Ya no estoy aquí

El director Fernando Frías, quien comúnmente ha hecho televisión de comedia y un poco de documental, incursiona en el largometraje dramático con el pie derecho y de manera contundente; mostrando una visión fresca y un ojo educado que derrocha talento.

La película narra la historia de Ulises, un joven “cholombiano” perteneciente a una pandilla de las colonias más necesitadas de Monterrey durante el sexenio de Felipe Calderón y cuyo máximo interés es bailar lo que llama la “cumbia relajada” y de la cuál ha derivado su sentido de identidad y pertenencia: vestimentas, peinados, actitudes, vocablos, señas y demás signos, que le proveen una relación tribal, una subcultura.

Pero a diferencia del Ulises de Homero, éste joven tendrá que emprender una travesía “al otro lado” (Estados Unidos) no por gusto, sino huyendo de la violencia del narcotráfico.

Sin embargo, la película no es acerca del narco o la violencia imperante en los barrios más necesitados, sino del impacto que ese contexto ejerce sobre su protagonista. La película grita la tesis “¿Quién eres?” y sobretodo se pregunta hasta donde la respuesta está delimitada por el contexto en el que naces y creces. ¿Nuestro destino está marcado por nuestra “buena o mala suerte” por el contexto en el nacimos?

La película ganó en 2019 en el festival de Morelia, pero pasó por las salas de cine sin pena ni gloria. Es hasta ahora que goza de nuevo e importante impulso por la plataforma de Netflix, que adquirió los derechos de su exhibición y que la lanzó en su plataforma a finales de Mayo.

La narración alternada entre dos tiempos es particularmente efectiva porque precisamente apoya la tesis de un joven que no puede soltar su pasado, que es incapaz de seguir adelante, pero que al mismo tiempo se convierte en víctima de las nuevas circunstancias. En Estados Unidos las cosas no son más amables y las circunstancias siempre le parecen adversas; en parte por no saber el idioma, pero sobretodo por no tener las herramientas de comportamiento social que le impiden siempre estar con la guardia arriba. Pero más importante, que lo despojan de su sentido de arraigo, de pertenencia, de identidad y lo dejan bailando solo, sin música, sin ser de este lado o del otro, y que precisamente hacen que la imagen que vemos nos grite lo que su protagonista no puede: aunque estoy aquí, ya no estoy aquí.

Las actuaciones, encabezadas por Juan Daniel García Treviño, son simplemente extraordinarias. El director logra obtener una frescura casi de documental que es difícil de ver en el cine mexicano. Quizá la clave fue el contratar actores NO “profesionales”.
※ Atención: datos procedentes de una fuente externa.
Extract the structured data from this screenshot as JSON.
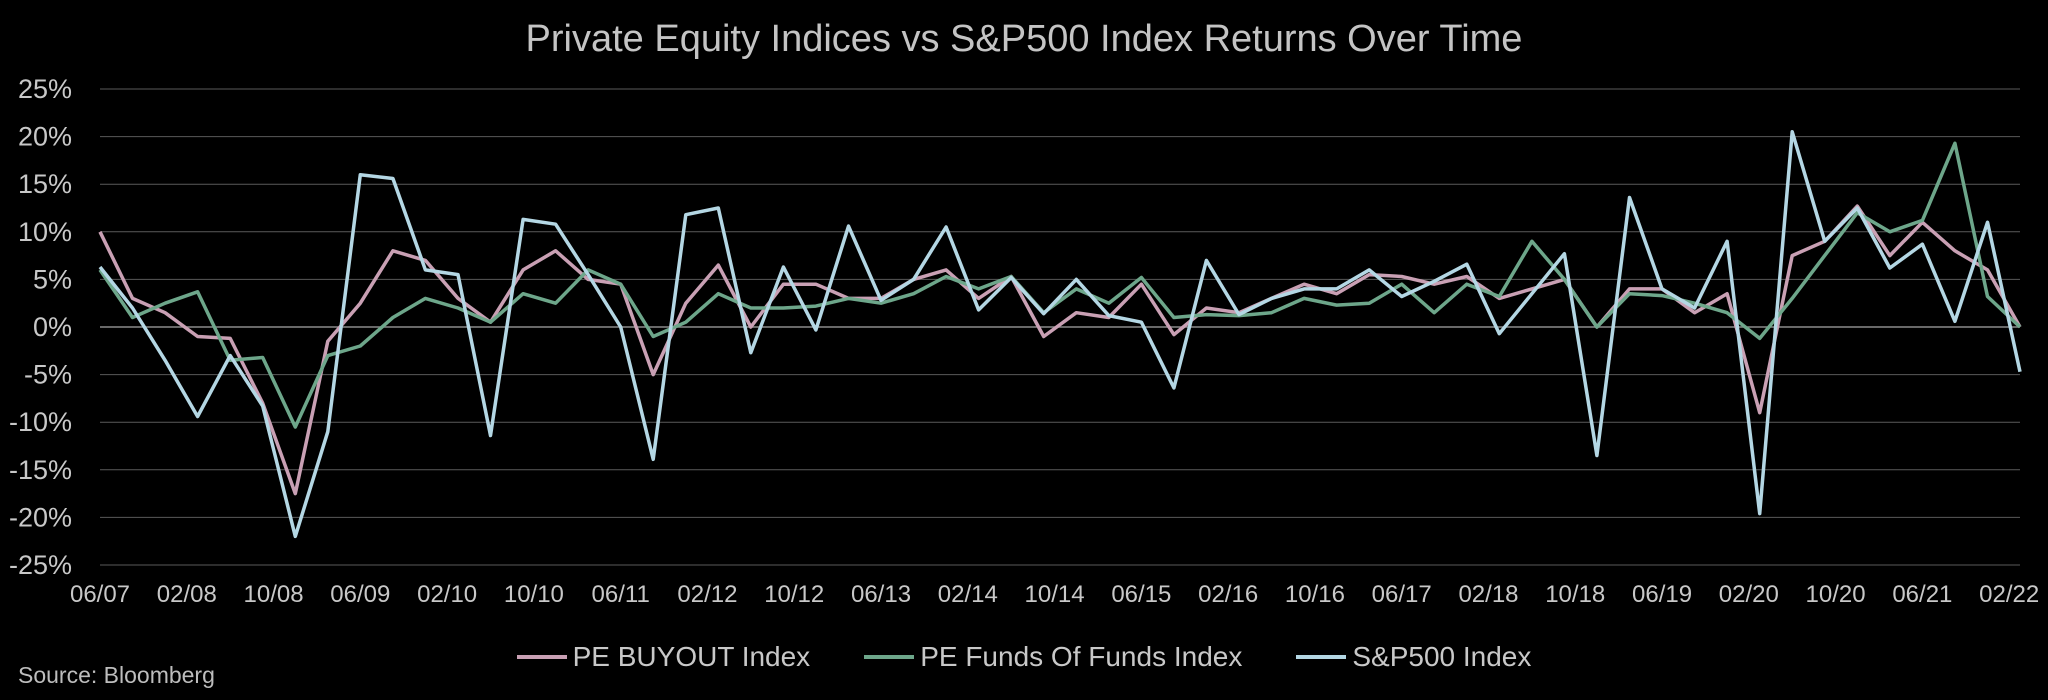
{
  "chart_data": {
    "type": "line",
    "title": "Private Equity Indices vs S&P500 Index Returns Over Time",
    "xlabel": "",
    "ylabel": "",
    "ylim": [
      -25,
      25
    ],
    "y_ticks": [
      25,
      20,
      15,
      10,
      5,
      0,
      -5,
      -10,
      -15,
      -20,
      -25
    ],
    "y_tick_labels": [
      "25%",
      "20%",
      "15%",
      "10%",
      "5%",
      "0%",
      "-5%",
      "-10%",
      "-15%",
      "-20%",
      "-25%"
    ],
    "x_tick_labels": [
      "06/07",
      "02/08",
      "10/08",
      "06/09",
      "02/10",
      "10/10",
      "06/11",
      "02/12",
      "10/12",
      "06/13",
      "02/14",
      "10/14",
      "06/15",
      "02/16",
      "10/16",
      "06/17",
      "02/18",
      "10/18",
      "06/19",
      "02/20",
      "10/20",
      "06/21",
      "02/22"
    ],
    "x_tick_positions": [
      0,
      2.667,
      5.333,
      8,
      10.667,
      13.333,
      16,
      18.667,
      21.333,
      24,
      26.667,
      29.333,
      32,
      34.667,
      37.333,
      40,
      42.667,
      45.333,
      48,
      50.667,
      53.333,
      56,
      58.667
    ],
    "x_count": 60,
    "grid": true,
    "legend_position": "bottom",
    "series": [
      {
        "name": "PE BUYOUT Index",
        "color": "#c9a0b4",
        "values": [
          10,
          3,
          1.5,
          -1,
          -1.2,
          -8,
          -17.5,
          -1.5,
          2.5,
          8,
          7,
          3,
          0.5,
          6,
          8,
          5,
          4.5,
          -5,
          2.5,
          6.5,
          0,
          4.5,
          4.5,
          3,
          3,
          5,
          6,
          3,
          5.3,
          -1,
          1.5,
          1,
          4.5,
          -0.8,
          2,
          1.5,
          3,
          4.5,
          3.5,
          5.5,
          5.3,
          4.5,
          5.3,
          3,
          4,
          5,
          0,
          4,
          4,
          1.5,
          3.5,
          -9,
          7.5,
          9,
          12.7,
          7.5,
          11,
          8,
          6,
          0
        ]
      },
      {
        "name": "PE Funds Of Funds Index",
        "color": "#6da68a",
        "values": [
          6,
          1,
          2.5,
          3.7,
          -3.5,
          -3.2,
          -10.5,
          -3,
          -2,
          1,
          3,
          2,
          0.5,
          3.5,
          2.5,
          6,
          4.5,
          -1,
          0.5,
          3.5,
          2,
          2,
          2.2,
          3,
          2.5,
          3.5,
          5.3,
          4,
          5.3,
          1.5,
          4,
          2.5,
          5.2,
          1,
          1.3,
          1.2,
          1.5,
          3,
          2.3,
          2.5,
          4.5,
          1.5,
          4.5,
          3.2,
          9,
          5,
          0,
          3.5,
          3.3,
          2.5,
          1.5,
          -1.2,
          3,
          7.5,
          12,
          10,
          11.2,
          19.3,
          3.2,
          0
        ]
      },
      {
        "name": "S&P500 Index",
        "color": "#b4d7e4",
        "values": [
          6.3,
          2,
          -3.5,
          -9.4,
          -3,
          -8.3,
          -22,
          -11,
          16,
          15.6,
          6,
          5.5,
          -11.4,
          11.3,
          10.8,
          5.5,
          0,
          -13.9,
          11.8,
          12.5,
          -2.7,
          6.3,
          -0.3,
          10.6,
          2.8,
          5,
          10.5,
          1.8,
          5.2,
          1.4,
          5,
          1.2,
          0.5,
          -6.4,
          7,
          1.3,
          3,
          4,
          4,
          6,
          3.2,
          4.8,
          6.6,
          -0.7,
          3.5,
          7.7,
          -13.5,
          13.6,
          4,
          2,
          9,
          -19.6,
          20.5,
          9,
          12.5,
          6.2,
          8.7,
          0.6,
          11,
          -4.7
        ]
      }
    ]
  },
  "footer": {
    "source": "Source: Bloomberg"
  }
}
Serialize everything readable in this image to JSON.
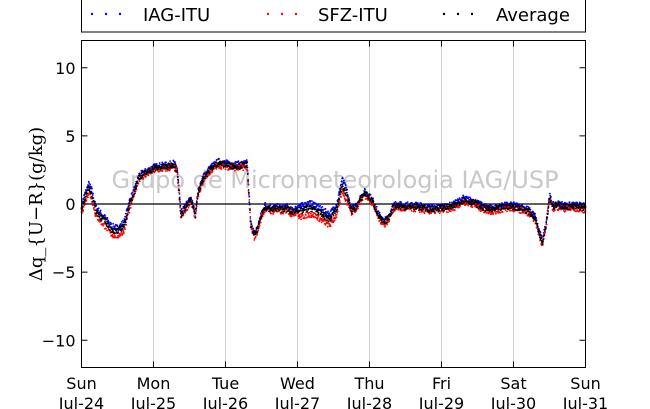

La puesta en escena habla de un cineasta con conocimiento del séptimo arte y de las nuevas corrientes en cuestiones de encuadres y movimientos. Dollys lentos hacia atrás que enmarcan la escena como una ventana a este mundo. Reglas de tercios que se rompen para marcar el desequilibrio en el que se vive. Audios de discursos políticos que se yuxtaponen a la realidad que vemos. Y la música y el baile que casi son un personaje más.

Además rompe con las reglas formales de guion y simplemente te va presentando viñetas que poco a poco arman un rompecabezas que nos cuestiona a todos sobre la marginación y las pocas oportunidades que tanto en México como en Estados Unidos se han creado con el sistema capitalista; y que han obligado a los que padecen esta situación, a refugiarse en aquello que les compense ese dolor y que les haga tocar el cielo brevemente, aunque sea por un momento, aunque sea con un baile.

Con claras referencias a Los Olvidados de Luis Buñuel o Ciudad de Dios de Fernando Meirelles, el director Fernando Frías inicia su trayecto hacia los altos peldaños del cine Mexicano.